Aim: To assess the demographic and clinical characteristics of patients enrolled into the ILD-PRO Registry.

Methods: Patients enrolled in the ILD-PRO Registry had a non-IPF ILD diagnosed or confirmed at the enrolling center, reticular abnormality and traction bronchiectasis on HRCT and met criteria for ILD progression within the prior 24 months. Descriptive statistics were calculated based on the number of patients with available data.    

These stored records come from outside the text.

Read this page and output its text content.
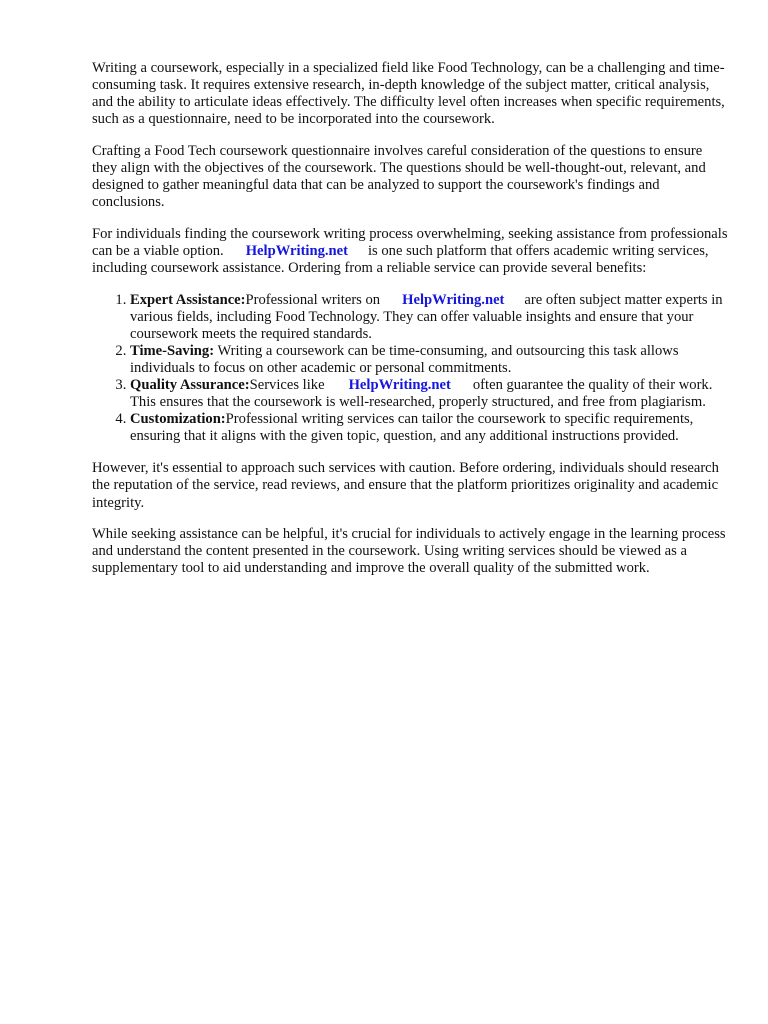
Writing a coursework, especially in a specialized field like Food Technology, can be a challenging and time-consuming task. It requires extensive research, in-depth knowledge of the subject matter, critical analysis, and the ability to articulate ideas effectively. The difficulty level often increases when specific requirements, such as a questionnaire, need to be incorporated into the coursework.

Crafting a Food Tech coursework questionnaire involves careful consideration of the questions to ensure they align with the objectives of the coursework. The questions should be well-thought-out, relevant, and designed to gather meaningful data that can be analyzed to support the coursework's findings and conclusions.

For individuals finding the coursework writing process overwhelming, seeking assistance from professionals can be a viable option. HelpWriting.net is one such platform that offers academic writing services, including coursework assistance. Ordering from a reliable service can provide several benefits:

1. Expert Assistance:Professional writers on HelpWriting.net are often subject matter experts in various fields, including Food Technology. They can offer valuable insights and ensure that your coursework meets the required standards.
2. Time-Saving: Writing a coursework can be time-consuming, and outsourcing this task allows individuals to focus on other academic or personal commitments.
3. Quality Assurance:Services like HelpWriting.net often guarantee the quality of their work. This ensures that the coursework is well-researched, properly structured, and free from plagiarism.
4. Customization:Professional writing services can tailor the coursework to specific requirements, ensuring that it aligns with the given topic, question, and any additional instructions provided.

However, it's essential to approach such services with caution. Before ordering, individuals should research the reputation of the service, read reviews, and ensure that the platform prioritizes originality and academic integrity.

While seeking assistance can be helpful, it's crucial for individuals to actively engage in the learning process and understand the content presented in the coursework. Using writing services should be viewed as a supplementary tool to aid understanding and improve the overall quality of the submitted work.
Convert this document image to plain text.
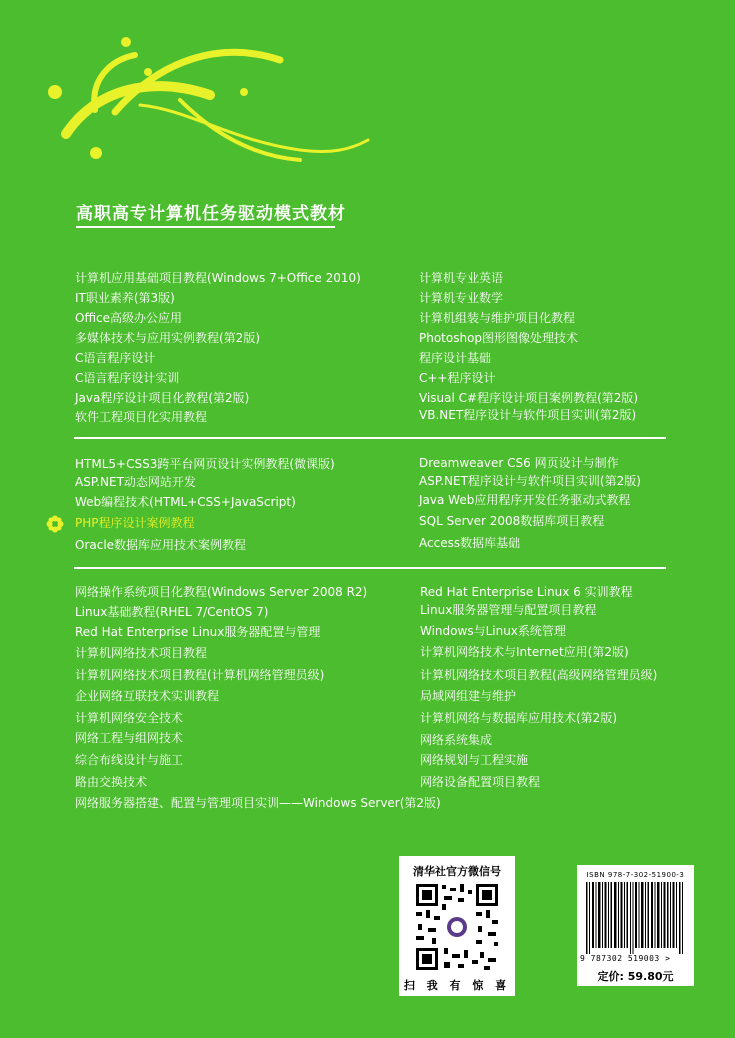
高职高专计算机任务驱动模式教材
计算机应用基础项目教程(Windows 7+Office 2010)
IT职业素养(第3版)
Office高级办公应用
多媒体技术与应用实例教程(第2版)
C语言程序设计
C语言程序设计实训
Java程序设计项目化教程(第2版)
软件工程项目化实用教程
计算机专业英语
计算机专业数学
计算机组装与维护项目化教程
Photoshop图形图像处理技术
程序设计基础
C++程序设计
Visual C#程序设计项目案例教程(第2版)
VB.NET程序设计与软件项目实训(第2版)
HTML5+CSS3跨平台网页设计实例教程(微课版)
ASP.NET动态网站开发
Web编程技术(HTML+CSS+JavaScript)
PHP程序设计案例教程
Oracle数据库应用技术案例教程
Dreamweaver CS6 网页设计与制作
ASP.NET程序设计与软件项目实训(第2版)
Java Web应用程序开发任务驱动式教程
SQL Server 2008数据库项目教程
Access数据库基础
网络操作系统项目化教程(Windows Server 2008 R2)
Linux基础教程(RHEL 7/CentOS 7)
Red Hat Enterprise Linux服务器配置与管理
计算机网络技术项目教程
计算机网络技术项目教程(计算机网络管理员级)
企业网络互联技术实训教程
计算机网络安全技术
网络工程与组网技术
综合布线设计与施工
路由交换技术
网络服务器搭建、配置与管理项目实训——Windows Server(第2版)
Red Hat Enterprise Linux 6 实训教程
Linux服务器管理与配置项目教程
Windows与Linux系统管理
计算机网络技术与Internet应用(第2版)
计算机网络技术项目教程(高级网络管理员级)
局域网组建与维护
计算机网络与数据库应用技术(第2版)
网络系统集成
网络规划与工程实施
网络设备配置项目教程
清华社官方微信号
扫 我 有 惊 喜
ISBN 978-7-302-51900-3
9 787302 519003 >
定价: 59.80元
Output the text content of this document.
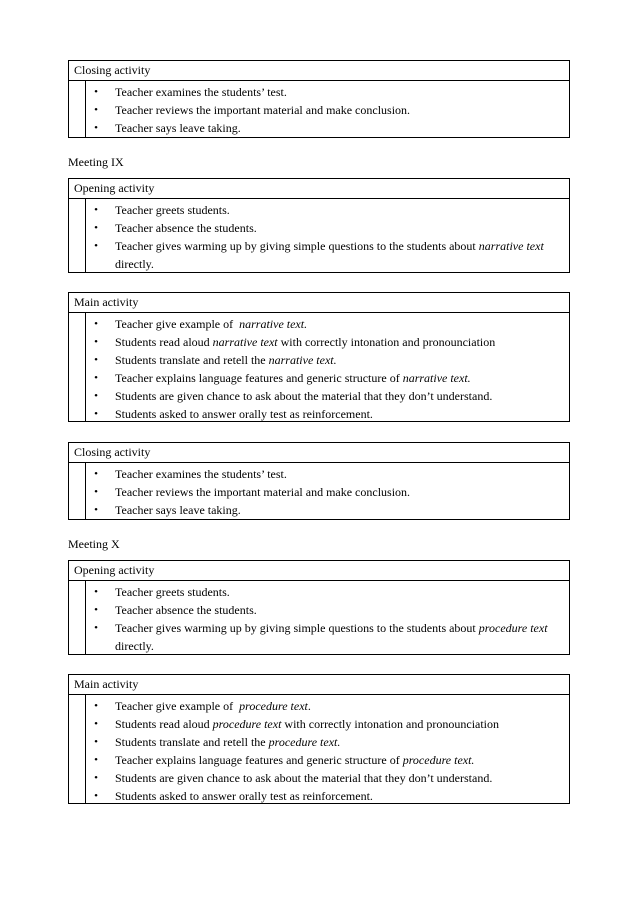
Closing activity
•	Teacher examines the students’ test.
•	Teacher reviews the important material and make conclusion.
•	Teacher says leave taking.
Meeting IX
Opening activity
•	Teacher greets students.
•	Teacher absence the students.
•	Teacher gives warming up by giving simple questions to the students about narrative text directly.
Main activity
•	Teacher give example of narrative text.
•	Students read aloud narrative text with correctly intonation and pronounciation
•	Students translate and retell the narrative text.
•	Teacher explains language features and generic structure of narrative text.
•	Students are given chance to ask about the material that they don’t understand.
•	Students asked to answer orally test as reinforcement.
Closing activity
•	Teacher examines the students’ test.
•	Teacher reviews the important material and make conclusion.
•	Teacher says leave taking.
Meeting X
Opening activity
•	Teacher greets students.
•	Teacher absence the students.
•	Teacher gives warming up by giving simple questions to the students about procedure text directly.
Main activity
•	Teacher give example of procedure text.
•	Students read aloud procedure text with correctly intonation and pronounciation
•	Students translate and retell the procedure text.
•	Teacher explains language features and generic structure of procedure text.
•	Students are given chance to ask about the material that they don’t understand.
•	Students asked to answer orally test as reinforcement.
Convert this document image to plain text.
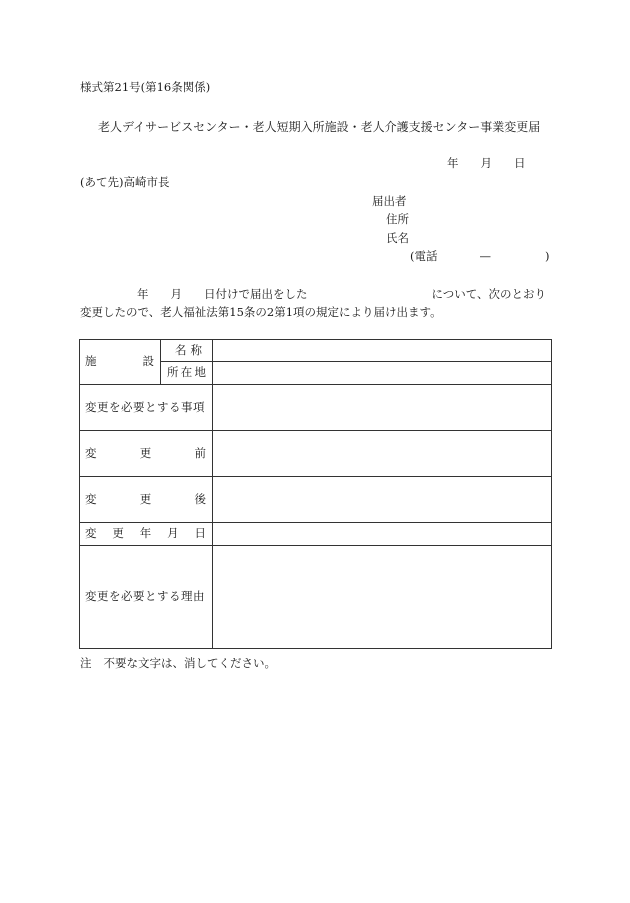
様式第21号(第16条関係)
老人デイサービスセンター・老人短期入所施設・老人介護支援センター事業変更届
年 月 日
(あて先)高崎市長
届出者
住所
氏名
(電話	—	)
年 月 日付けで届出をした	について、次のとおり
変更したので、老人福祉法第15条の2第1項の規定により届け出ます。
施 設	名 称	

	所 在 地	

変更を必要とする事項		

変 更 前		

変 更 後		

変 更 年 月 日		

変更を必要とする理由		

注 不要な文字は、消してください。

Results: Of the first 491 patients enrolled, the majority were white (75.4%) and female (60.6%); 47.4% had history of smoking. Documented ILDs were CTD-ILDs (47.2%), hypersensitivity pneumonitis (17.5%), idiopathic non-specific interstitial pneumonia (9.1%), interstitial pneumonia with autoimmune features (8.9%), unclassifiable ILD (7.6%) and other ILDs (9.7%). Median (Q1, Q3) time from ILD diagnosis to enrollment was 2.0 (1.0, 4.1) years. About half (51.3%) of patients had experienced a relative decline in FVC % predicted ?10% within the prior 24 months. At enrollment, median (Q1, Q3) FVC was 62.2 (49.4, 72.4) % predicted and DLco was 39.2 (30.2, 49.2) % predicted. The most common comorbidities were gastroesophageal reflux disease (61.1%) and sleep apnea (29.6%). Overall, 64.5% of patients were receiving immunosuppressive or cytotoxic therapy, 53.2% oral steroids, 19.8% nintedanib and 3.6% pirfenidone.

Conclusions: Patients enrolled into the ILD-PRO Registry had a variety of ILD diagnoses and marked impairment in lung function. The majority of patients were taking immunosuppressive therapy.